Something like this on the per-client thread:
public class Client implements Runnable, ResponseOutput {
private final BufferedReader br;
private final PrintWriter pw;
public Client(Socket s) {
br = new BufferedReader(new InputStreamReader(s.getInputStream()));
pw = new PrintWriter(s.getOutputStream());
}
// defined by the ResponseOutput interface
public void sendReply(String reply) {
pw.println(reply);
}
public void run() {
try {
while (true) {
String s = br.readLine();
if (s==null)
break;
Processor.queue(new Processor.InputItem(this, s));
}
} catch (IOException ioe) {
... error handling ...
}
}
}
Then this for the processing:
public class Processor implements Runnable {
static public class InputItem {
final ResponseOutput client;
final String command;
public InputItem(ResponseOutput client, String command) {
this.client = client;
this.command = command;
}
}
static private Processor instance;
static public void queue(InputItem item) {
instance.commandQueue.add(item);
}
private BlockingQueue<InputItem> commandQueue;
public void run() {
try {
while (true) {
InputItem item = commandQueue.take();
String reply = doStuff(item.command);
item.client.sendReply(reply);
}
} catch (InterruptedException ie) {
... error handling ....
}
}
}
Within the InputItem class, you can also include a reference to any game state that needs updating.

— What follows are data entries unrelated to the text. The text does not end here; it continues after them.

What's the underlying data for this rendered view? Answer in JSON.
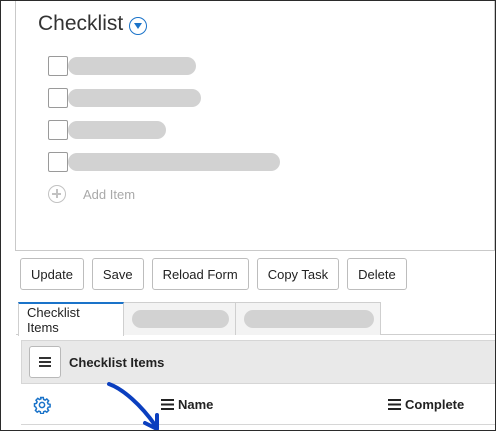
{
  "checklist": {
    "title": "Checklist",
    "add_item_label": "Add Item"
  },
  "actions": {
    "update": "Update",
    "save": "Save",
    "reload_form": "Reload Form",
    "copy_task": "Copy Task",
    "delete": "Delete"
  },
  "tabs": {
    "active_label": "Checklist Items"
  },
  "grid": {
    "title": "Checklist Items",
    "columns": {
      "name": "Name",
      "complete": "Complete"
    }
  },
  "colors": {
    "accent": "#1a73c9",
    "annotation_arrow": "#0b3fbf"
  },
  "icons": [
    "chevron-down-icon",
    "plus-circle-icon",
    "hamburger-menu-icon",
    "gear-icon"
  ]
}
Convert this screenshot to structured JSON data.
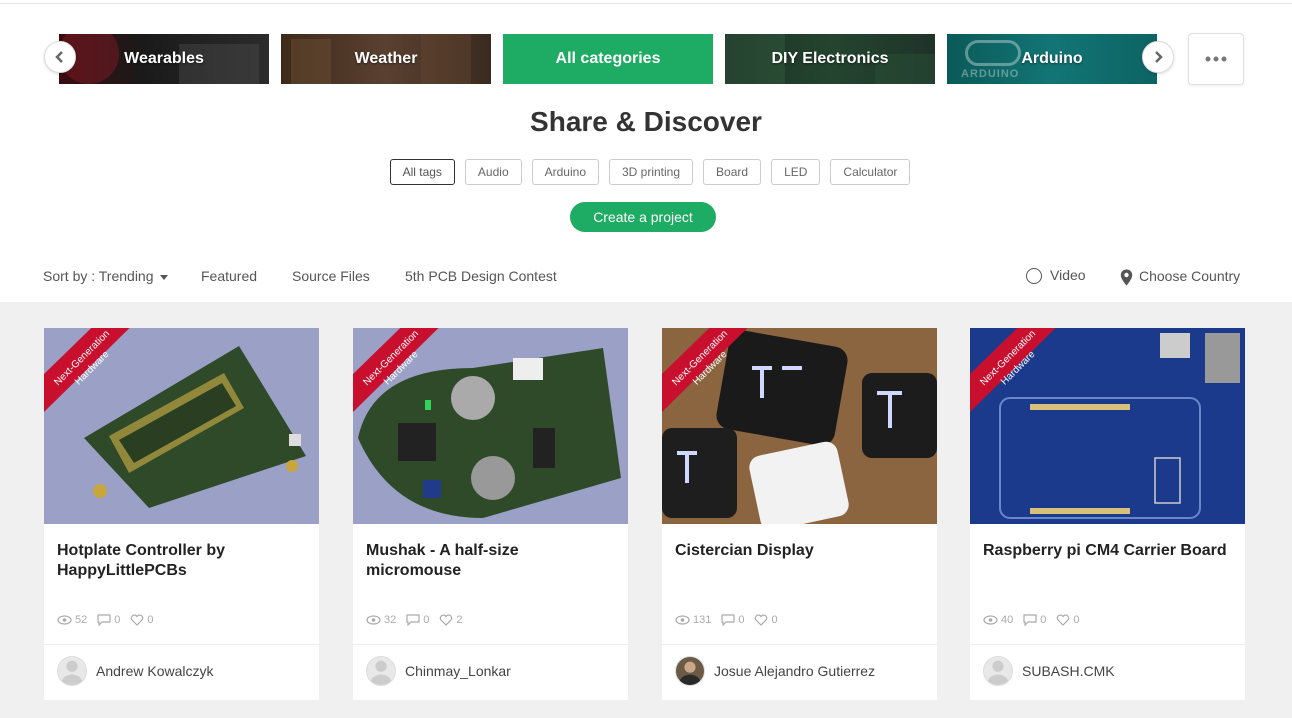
{
  "categories": [
    {
      "label": "Wearables"
    },
    {
      "label": "Weather"
    },
    {
      "label": "All categories"
    },
    {
      "label": "DIY Electronics"
    },
    {
      "label": "Arduino"
    }
  ],
  "arduino_logo_text": "ARDUINO",
  "colors": {
    "accent": "#1eab63",
    "ribbon": "#c8102e",
    "grid_bg": "#f0f0f0"
  },
  "icons": {
    "prev": "chevron-left-icon",
    "next": "chevron-right-icon",
    "more": "more-horizontal-icon"
  },
  "page": {
    "title": "Share & Discover"
  },
  "tags": [
    "All tags",
    "Audio",
    "Arduino",
    "3D printing",
    "Board",
    "LED",
    "Calculator"
  ],
  "create_button": "Create a project",
  "sortbar": {
    "sort_label": "Sort by : Trending",
    "filters": [
      "Featured",
      "Source Files",
      "5th PCB Design Contest"
    ],
    "video_label": "Video",
    "country_label": "Choose Country"
  },
  "ribbon_text": {
    "line1": "Next-Generation",
    "line2": "Hardware"
  },
  "projects": [
    {
      "title": "Hotplate Controller by HappyLittlePCBs",
      "views": "52",
      "comments": "0",
      "likes": "0",
      "author": "Andrew Kowalczyk"
    },
    {
      "title": "Mushak - A half-size micromouse",
      "views": "32",
      "comments": "0",
      "likes": "2",
      "author": "Chinmay_Lonkar"
    },
    {
      "title": "Cistercian Display",
      "views": "131",
      "comments": "0",
      "likes": "0",
      "author": "Josue Alejandro Gutierrez"
    },
    {
      "title": "Raspberry pi CM4 Carrier Board",
      "views": "40",
      "comments": "0",
      "likes": "0",
      "author": "SUBASH.CMK"
    }
  ]
}
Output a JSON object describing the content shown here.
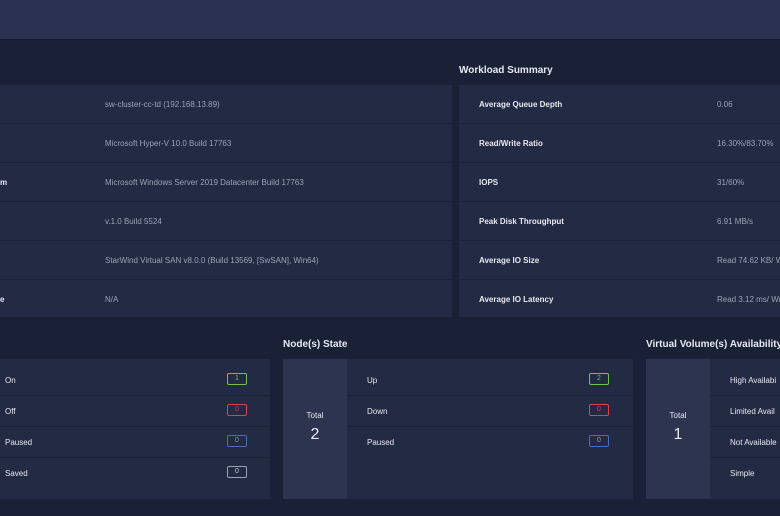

Since there's only the processing thread changing it, you get to do that without any synchronization.
i'm no expert in sever client systems but I'll share a couple of tips
Depending on your need you could simply set up a Tomcat server and do http request, its fairly straight forwards and of course all in Java.
the downside is that the request might be a bit slow.
The Second option you can check out is RMI.
The concept is simple you connect to another computer and when that is done you call methods on the other computer from a local object in you code.
http://java.sun.com/developer/onlineTraining/rmi/RMI.html
it might look a bit complicated (and sometimes debbuging a stack through multiple computer is a bit tricky) but I recommend because it keeps your code clear.